Responsibilities include - the candidate should possess most (or all) of the following capabilities:
* Understanding of Design for Reliability principles and Physics-of-Failure concepts to develop and implement accelerated tests to identify and mitigate risks and qualify engineering designs during product development
* Ability to use knowledge of product design and manufacturing processes to conduct Failure Modes and Effects Analysis (FMEA)

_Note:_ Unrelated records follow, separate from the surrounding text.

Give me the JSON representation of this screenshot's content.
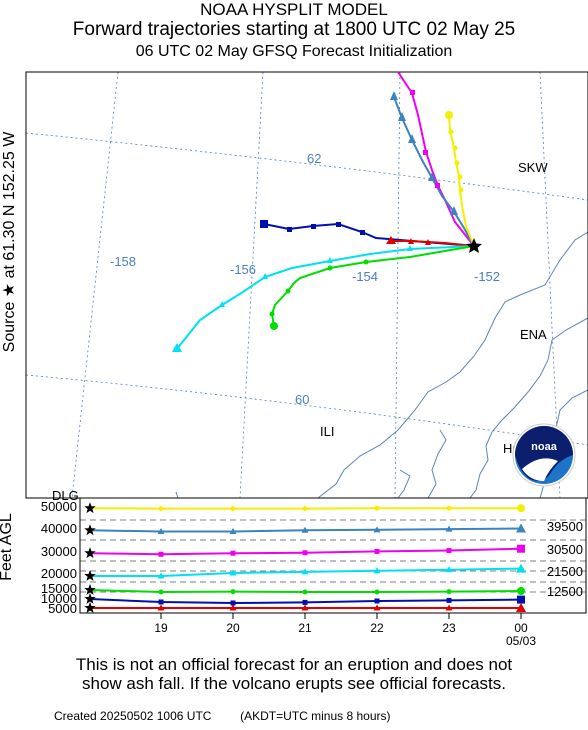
{
  "header": {
    "line1": "NOAA HYSPLIT MODEL",
    "line2": "Forward trajectories starting at 1800 UTC 02 May 25",
    "line3": "06 UTC 02 May    GFSQ  Forecast Initialization"
  },
  "source_label": "Source ★  at   61.30 N  152.25 W",
  "height_axis_label": "Feet AGL",
  "disclaimer": {
    "line1": "This is not an official forecast for an eruption and does not",
    "line2": "show ash fall. If the volcano erupts see official forecasts."
  },
  "footer": {
    "created": "Created 20250502 1006 UTC",
    "note": "(AKDT=UTC minus 8 hours)"
  },
  "logo_text": "noaa",
  "colors": {
    "grid": "#4a7fc8",
    "coast": "#5b87b7",
    "red": "#e00000",
    "blue": "#0010b0",
    "green": "#00dd00",
    "cyan": "#00e0f0",
    "magenta": "#f000f0",
    "steelblue": "#3a84c0",
    "yellow": "#f0f000"
  },
  "map": {
    "lat_labels": [
      "62",
      "60"
    ],
    "lon_labels": [
      "-158",
      "-156",
      "-154",
      "-152"
    ],
    "stations": [
      "SKW",
      "ENA",
      "ILI",
      "HOM",
      "DLG"
    ]
  },
  "chart_data": {
    "type": "line",
    "title": "Forward trajectories starting at 1800 UTC 02 May 25",
    "ylabel": "Feet AGL",
    "x_tick_labels": [
      "19",
      "20",
      "21",
      "22",
      "23",
      "00",
      "05/03"
    ],
    "y_tick_labels": [
      "50000",
      "40000",
      "30000",
      "20000",
      "15000",
      "10000",
      "5000"
    ],
    "right_labels": [
      "39500",
      "30500",
      "21500",
      "12500"
    ],
    "x": [
      "18",
      "19",
      "20",
      "21",
      "22",
      "23",
      "00"
    ],
    "series": [
      {
        "color": "red",
        "values": [
          500,
          500,
          500,
          500,
          500,
          600,
          1000
        ]
      },
      {
        "color": "blue",
        "values": [
          9500,
          8000,
          7500,
          7800,
          8500,
          8800,
          9200
        ]
      },
      {
        "color": "green",
        "values": [
          14000,
          13000,
          13200,
          13000,
          13000,
          13200,
          13500
        ]
      },
      {
        "color": "cyan",
        "values": [
          19000,
          19000,
          20000,
          20500,
          21000,
          21500,
          22000
        ]
      },
      {
        "color": "magenta",
        "values": [
          29000,
          28500,
          29000,
          29200,
          29800,
          30200,
          31000
        ]
      },
      {
        "color": "steelblue",
        "values": [
          39000,
          38500,
          38500,
          39000,
          39200,
          39500,
          39800
        ]
      },
      {
        "color": "yellow",
        "values": [
          49000,
          48800,
          48800,
          48800,
          49000,
          49000,
          49000
        ]
      }
    ]
  }
}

* Capable of applying Design-of-Experiments concepts to identify Critical-to-Quality parameters and develop robust evaluation plans based on them
* Knowledge of acceleration models for common failure mechanisms and stress types
* Knowledge of statistical techniques to analyze test data and create estimates for field failure rates
* Good understanding of fundamental properties and characteristics of materials used in cutting-edge consumer electronics products
* Familiarity with application of simulation tools like Finite Element Analysis, etc. to evaluate product performance (mechanical, electrical and thermal) is useful
* Experience with balancing the significance of time to market, risk mitigation plans and return on investment while creating and executing reliability plans during product development
* Completing measurement method analysis, gage correlation studies (GRR) and other data fidelity studies
* Completing data trend and variation analysis and creating engineering reports
* Summarizing the test data and perform data analysis in accordance with product design requirements
* Preparing test reports and communicating results and findings to Reliability engineer to facilitate root cause analysis and resolution when failure occurs
* Ability to develop reliability stress hardware specifications and procedures, writing test programs for reliability testing and characterization, and assisting in selection of new reliability lab equipment
* Ability to set-up test equipment for functional tests for subsystems (like PCBA) and system levels, including product cabling, instrumented thermal and mechanical characterizations such as thermal couples, accelerometers, strain gages, power supplies, and data acquisition systems
* Develop and execute reliability qualification plans based on product lifecycle requirements while interfacing with design and manufacturing partners and external suppliers
* Develop, with other functional disciplines, customer usage models and translate understanding of the customer into practical reliability test specifications
* Standardize methodologies and processes for increased effectiveness of qualification plans and sample sizes used
* Participate in component vendor selection activity and drive component qualification activity for components that are critical to Microsoft product requirements
* Use knowledge of manufacturing process capability as well as system-level performance requirements to establish Critical-to-Reliability performance metrics
* Monitor product performance in the field, understand customer-facing product issues and drive failure analysis and corrective action with the appropriate partner engineering teams
* Strong working knowledge of PCBA (printed circuit board assembly) and electronic component failure mechanisms
* Strong familiarity with industry standards, IPC, JEDEC, Telcordia, and MIL. standards
* Strong working knowledge with life test, ALT, HALT and HASS design and execution
* Knowledge of manufacturing methods for electronic components
Microsoft develops, licenses, and supports software, services, devices, and solutions.